Polylith to the Rescue, Part 3
I did slightly gloss over one additional problem I ran into while getting that legacy app up and running again on JDK 8: the fact that we'd switched from Jetty 9 to Jetty 11 -- and that's not compatible with JDK 8.
Although the CFML code runs on a different web server (Undertow), we reuse some of the web server adjacent functionality from our Clojure code base, such as health checks for our monitoring services. That brought a little bit of Jetty 11 into the mix and caused the app to fail on JDK 8.
As with the Cognitect AWS API issue above, the solution was to create an
alternative implementation of our web-server
component that stubbed out
the part that relied on Jetty 11 so we could reuse it on JDK 8 without having
to refactor it into separate pieces and update all the code that referred to
those pieces.
Polylith to the Rescue, Part 4
And finally, we come to the CI cost savings I hinted at earlier. Polylith is already giving us shorter CI cycles since it only tests code that could be affected by changes (since the last staging deploy) -- although if you change a component that is very widely used it can cause a bit of a cascade of testing which means some CI cycles might be longer than just testing all the components on their own (Polylith runs tests for each project that might be affected). In general, our CI cycles for Pull Requests are down to around five minutes rather than the fifteen they used to be before Polylith.
Being able to switch back to a regular instance instead of the 2x
instance,
now that we've switched to the external test runner, has also cut costs.
But we were still building all the project artifacts and deploying them all to staging which meant an extra 10-15 minutes for all merges to the main branch.
"Polylith to the Rescue!" here as well, because you can ask Polylith to print a list of projects that are affected by changes, so you know which ones to rebuild and deploy. This is explained in the Continuous Integration section of the Polylith documentation:
poly ws get:changes:changed-or-affected-projects since:release skip:dev
We want to run that programmatically and capture the output, and read it as
EDN, so we also need color-mode:none
to produce plain text.
We invoke this in our build.clj
file using tools.build
to run that
as a java
subprocess, based on the :poly
alias in our workspace deps.edn
file, and capture the output.
(defn- changed-projects
"Produce the list of projects that need building.
`since` should be `:before-tag` or `:after-tag`"
[since]
(let [basis (b/create-basis {:aliases [:poly]})

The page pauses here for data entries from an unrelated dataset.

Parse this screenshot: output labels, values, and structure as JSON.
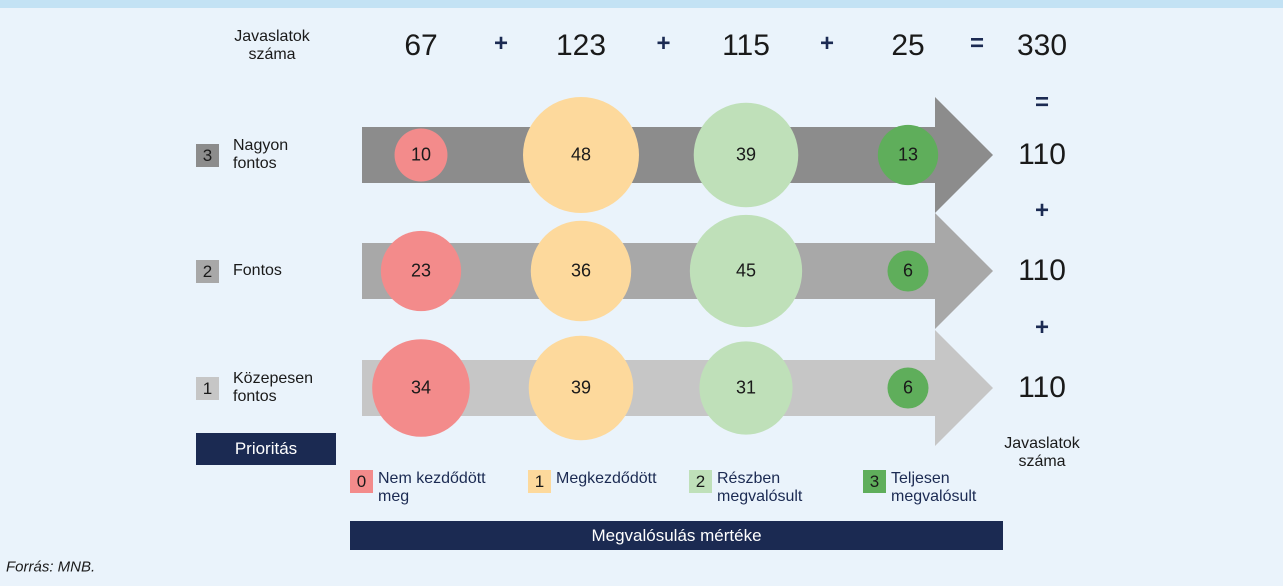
{
  "top": {
    "label": "Javaslatok száma",
    "totals": [
      67,
      123,
      115,
      25
    ],
    "grand_total": 330
  },
  "plus_sign": "+",
  "equals_sign": "=",
  "rows": [
    {
      "rank": "3",
      "label": "Nagyon fontos",
      "color": "#8c8c8c",
      "values": [
        10,
        48,
        39,
        13
      ],
      "total": 110
    },
    {
      "rank": "2",
      "label": "Fontos",
      "color": "#a8a8a8",
      "values": [
        23,
        36,
        45,
        6
      ],
      "total": 110
    },
    {
      "rank": "1",
      "label": "Közepesen fontos",
      "color": "#c6c6c6",
      "values": [
        34,
        39,
        31,
        6
      ],
      "total": 110
    }
  ],
  "levels": [
    {
      "rank": "0",
      "label": "Nem kezdődött meg",
      "color": "#f38b8b"
    },
    {
      "rank": "1",
      "label": "Megkezdődött",
      "color": "#fdd99c"
    },
    {
      "rank": "2",
      "label": "Részben megvalósult",
      "color": "#bfe0b9"
    },
    {
      "rank": "3",
      "label": "Teljesen megvalósult",
      "color": "#5fae5b"
    }
  ],
  "priority_label": "Prioritás",
  "right_label": "Javaslatok száma",
  "progress_label": "Megvalósulás mértéke",
  "source": "Forrás: MNB."
}
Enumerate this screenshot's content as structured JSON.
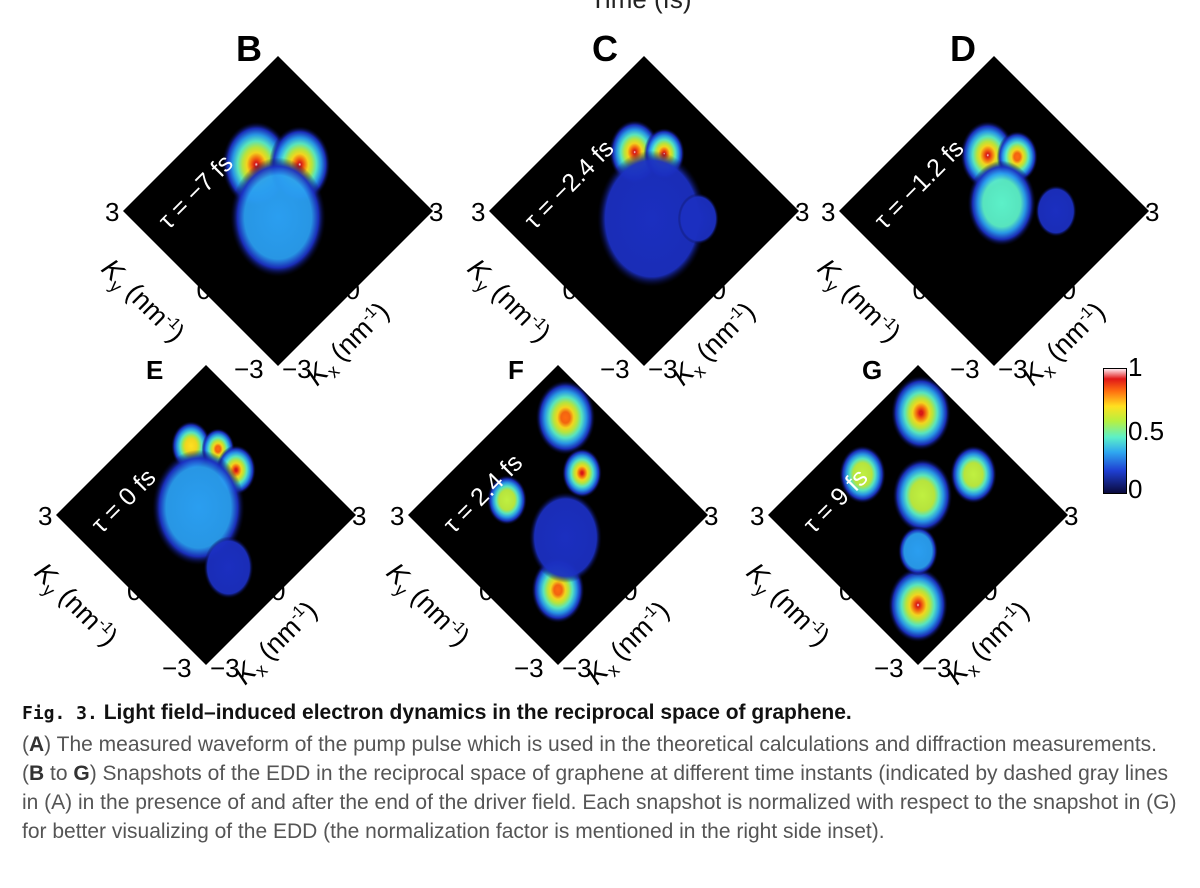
{
  "top_partial_label": "Time (fs)",
  "panels": [
    {
      "letter": "B",
      "tau": "τ = −7 fs",
      "ky_top": "3",
      "ky_mid": "0",
      "ky_bottom": "−3",
      "kx_top": "3",
      "kx_mid": "0",
      "kx_bottom": "−3",
      "ky_label": "K",
      "ky_sub": "y",
      "ky_unit": "(nm",
      "ky_exp": "-1",
      "ky_close": ")",
      "kx_label": "K",
      "kx_sub": "x",
      "kx_unit": "(nm",
      "kx_exp": "-1",
      "kx_close": ")"
    },
    {
      "letter": "C",
      "tau": "τ = −2.4 fs",
      "ky_top": "3",
      "ky_mid": "0",
      "ky_bottom": "−3",
      "kx_top": "3",
      "kx_mid": "0",
      "kx_bottom": "−3",
      "ky_label": "K",
      "ky_sub": "y",
      "ky_unit": "(nm",
      "ky_exp": "-1",
      "ky_close": ")",
      "kx_label": "K",
      "kx_sub": "x",
      "kx_unit": "(nm",
      "kx_exp": "-1",
      "kx_close": ")"
    },
    {
      "letter": "D",
      "tau": "τ = −1.2 fs",
      "ky_top": "3",
      "ky_mid": "0",
      "ky_bottom": "−3",
      "kx_top": "3",
      "kx_mid": "0",
      "kx_bottom": "−3",
      "ky_label": "K",
      "ky_sub": "y",
      "ky_unit": "(nm",
      "ky_exp": "-1",
      "ky_close": ")",
      "kx_label": "K",
      "kx_sub": "x",
      "kx_unit": "(nm",
      "kx_exp": "-1",
      "kx_close": ")"
    },
    {
      "letter": "E",
      "tau": "τ = 0 fs",
      "ky_top": "3",
      "ky_mid": "0",
      "ky_bottom": "−3",
      "kx_top": "3",
      "kx_mid": "0",
      "kx_bottom": "−3",
      "ky_label": "K",
      "ky_sub": "y",
      "ky_unit": "(nm",
      "ky_exp": "-1",
      "ky_close": ")",
      "kx_label": "K",
      "kx_sub": "x",
      "kx_unit": "(nm",
      "kx_exp": "-1",
      "kx_close": ")"
    },
    {
      "letter": "F",
      "tau": "τ = 2.4 fs",
      "ky_top": "3",
      "ky_mid": "0",
      "ky_bottom": "−3",
      "kx_top": "3",
      "kx_mid": "0",
      "kx_bottom": "−3",
      "ky_label": "K",
      "ky_sub": "y",
      "ky_unit": "(nm",
      "ky_exp": "-1",
      "ky_close": ")",
      "kx_label": "K",
      "kx_sub": "x",
      "kx_unit": "(nm",
      "kx_exp": "-1",
      "kx_close": ")"
    },
    {
      "letter": "G",
      "tau": "τ = 9 fs",
      "ky_top": "3",
      "ky_mid": "0",
      "ky_bottom": "−3",
      "kx_top": "3",
      "kx_mid": "0",
      "kx_bottom": "−3",
      "ky_label": "K",
      "ky_sub": "y",
      "ky_unit": "(nm",
      "ky_exp": "-1",
      "ky_close": ")",
      "kx_label": "K",
      "kx_sub": "x",
      "kx_unit": "(nm",
      "kx_exp": "-1",
      "kx_close": ")"
    }
  ],
  "colorbar": {
    "tick_top": "1",
    "tick_mid": "0.5",
    "tick_bottom": "0"
  },
  "caption": {
    "fig_label": "Fig. 3.",
    "title": "Light field–induced electron dynamics in the reciprocal space of graphene.",
    "a_open": "(",
    "a_letter": "A",
    "a_close": ")",
    "a_text": " The measured waveform of the pump pulse which is used in the theoretical calculations and diffraction measurements. ",
    "bg_open": "(",
    "b_letter": "B",
    "to_text": " to ",
    "g_letter": "G",
    "bg_close": ")",
    "bg_text": " Snapshots of the EDD in the reciprocal space of graphene at different time instants (indicated by dashed gray lines in (A) in the presence of and after the end of the driver field. Each snapshot is normalized with respect to the snapshot in (G) for better visualizing of the EDD (the normalization factor is mentioned in the right side inset)."
  }
}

combined (t/combine-aliases basis [:poly])
cmds (b/java-command
{:basis basis
:java-cmd (find-java)
:java-opts (:jvm-opts combined)
:main 'clojure.main
:main-args (into (:main-opts combined)
["ws"
"get:changes:changed-or-affected-projects"
(str "since:"
(case since
:before-tag "release"
:after-tag "previous-release"))
"skip:dev"
"color-mode:none"])})
{:keys [exit out err]}
(b/process (assoc cmds :out :capture))]
(when (seq err) (println err))
(if (zero? exit)
(edn/read-string out)
(throw (ex-info "Unable to determine changed projects"

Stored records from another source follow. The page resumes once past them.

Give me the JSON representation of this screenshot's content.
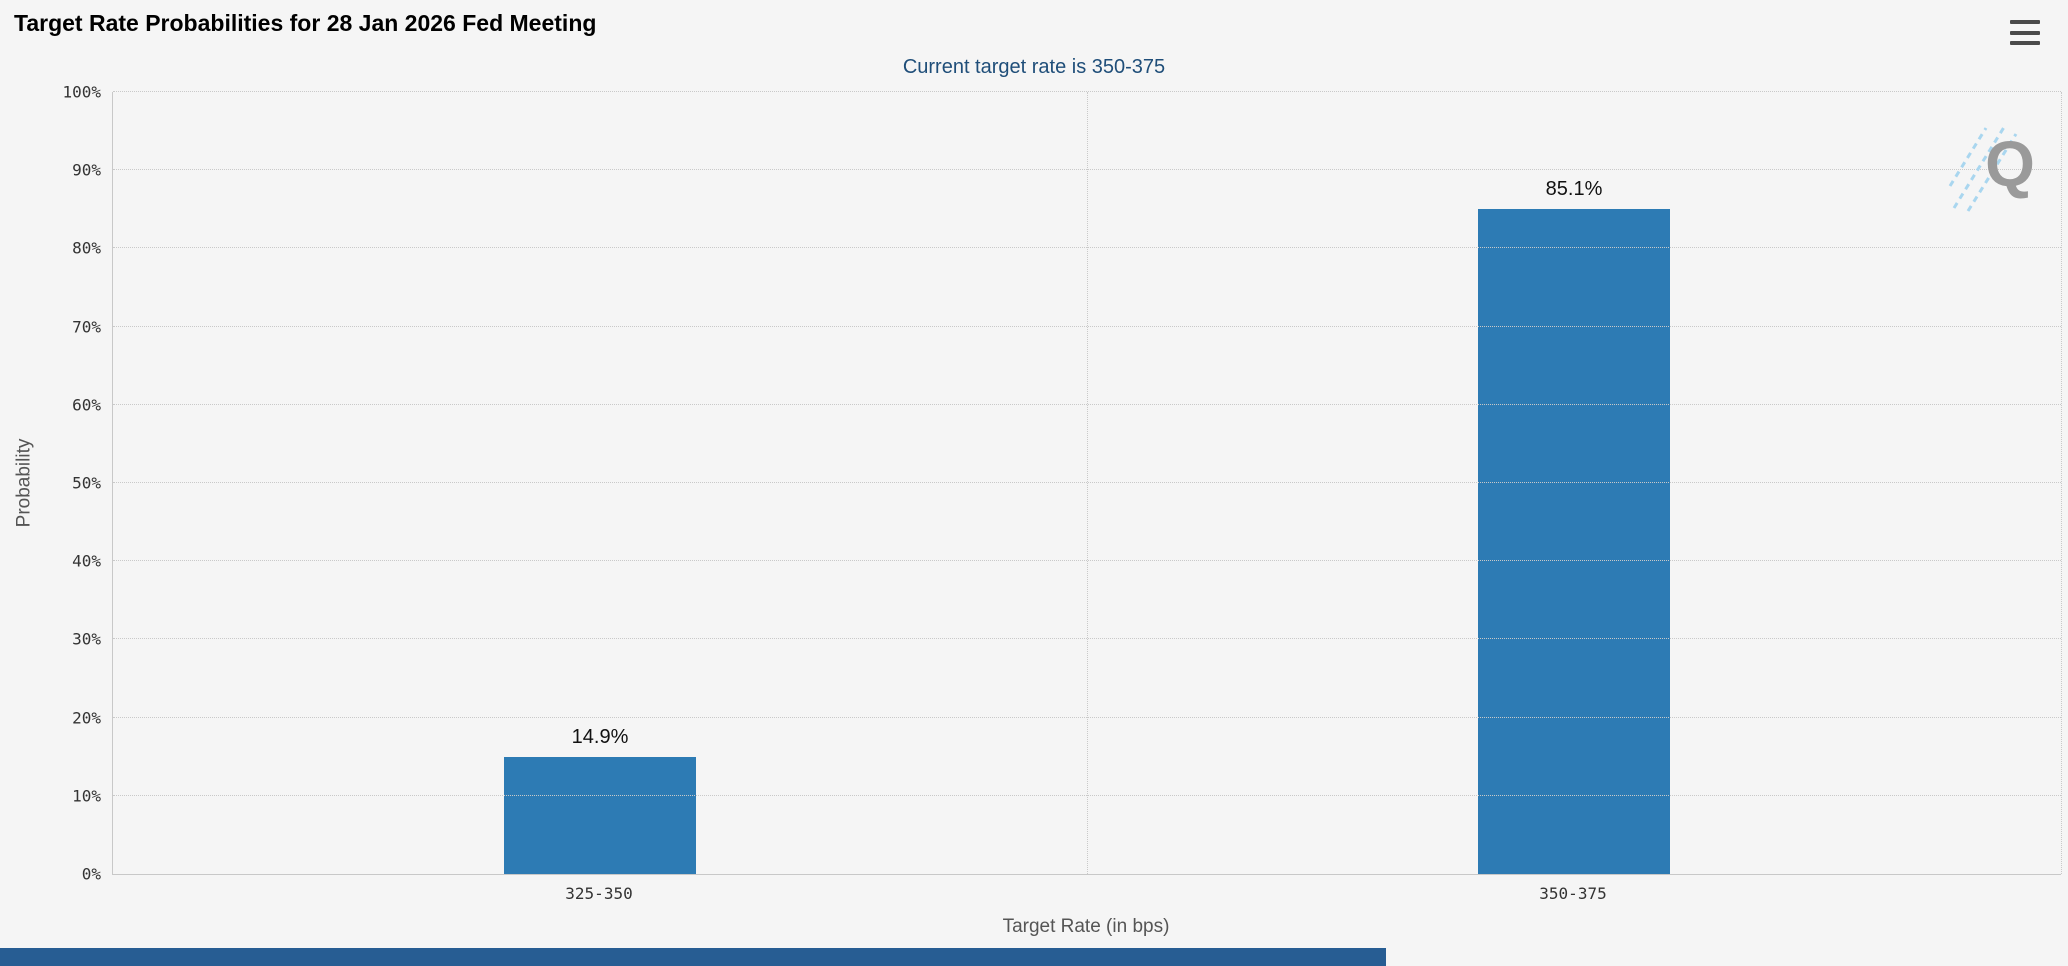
{
  "header": {
    "title": "Target Rate Probabilities for 28 Jan 2026 Fed Meeting",
    "menu_icon": "hamburger-icon"
  },
  "watermark_letter": "Q",
  "chart_data": {
    "type": "bar",
    "title": "Target Rate Probabilities for 28 Jan 2026 Fed Meeting",
    "subtitle": "Current target rate is 350-375",
    "categories": [
      "325-350",
      "350-375"
    ],
    "values": [
      14.9,
      85.1
    ],
    "data_labels": [
      "14.9%",
      "85.1%"
    ],
    "xlabel": "Target Rate (in bps)",
    "ylabel": "Probability",
    "ylim": [
      0,
      100
    ],
    "ytick_step": 10,
    "ytick_labels": [
      "0%",
      "10%",
      "20%",
      "30%",
      "40%",
      "50%",
      "60%",
      "70%",
      "80%",
      "90%",
      "100%"
    ],
    "bar_color": "#2d7bb4",
    "grid": true,
    "legend": false
  },
  "colors": {
    "background": "#f5f5f5",
    "subtitle_text": "#1f4e79",
    "grid": "#c9c9c9",
    "axis_text": "#333333",
    "axis_title_text": "#555555",
    "bar": "#2d7bb4",
    "bottom_bar": "#275d93",
    "watermark_gray": "#9a9a9a",
    "watermark_blue": "#a9d6ef"
  }
}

{:exit exit :out :out})))))
The since
argument allows us to get changes before or after we've added the
new release tag in CI (we test first, then tag, then build -- so the tag is
only applied to passing builds and can then be incorporated into the JAR file).
Then we have a task like this to build all the artifacts that changed:
(defn build-all-uberjars
"Build uberjars for all changed artifacts."
[params]
(let [projects (-> (changed-projects (get params :since :before-tag))
(set)
(set/difference (set billing-build-artifacts)))]
(uberjars (assoc params :projects projects))))
billig-build-artifacts
is the list of projects that are not yet migrated to
Polylith.
Just in time for the holiday season, Polylith is the gift that keeps on giving!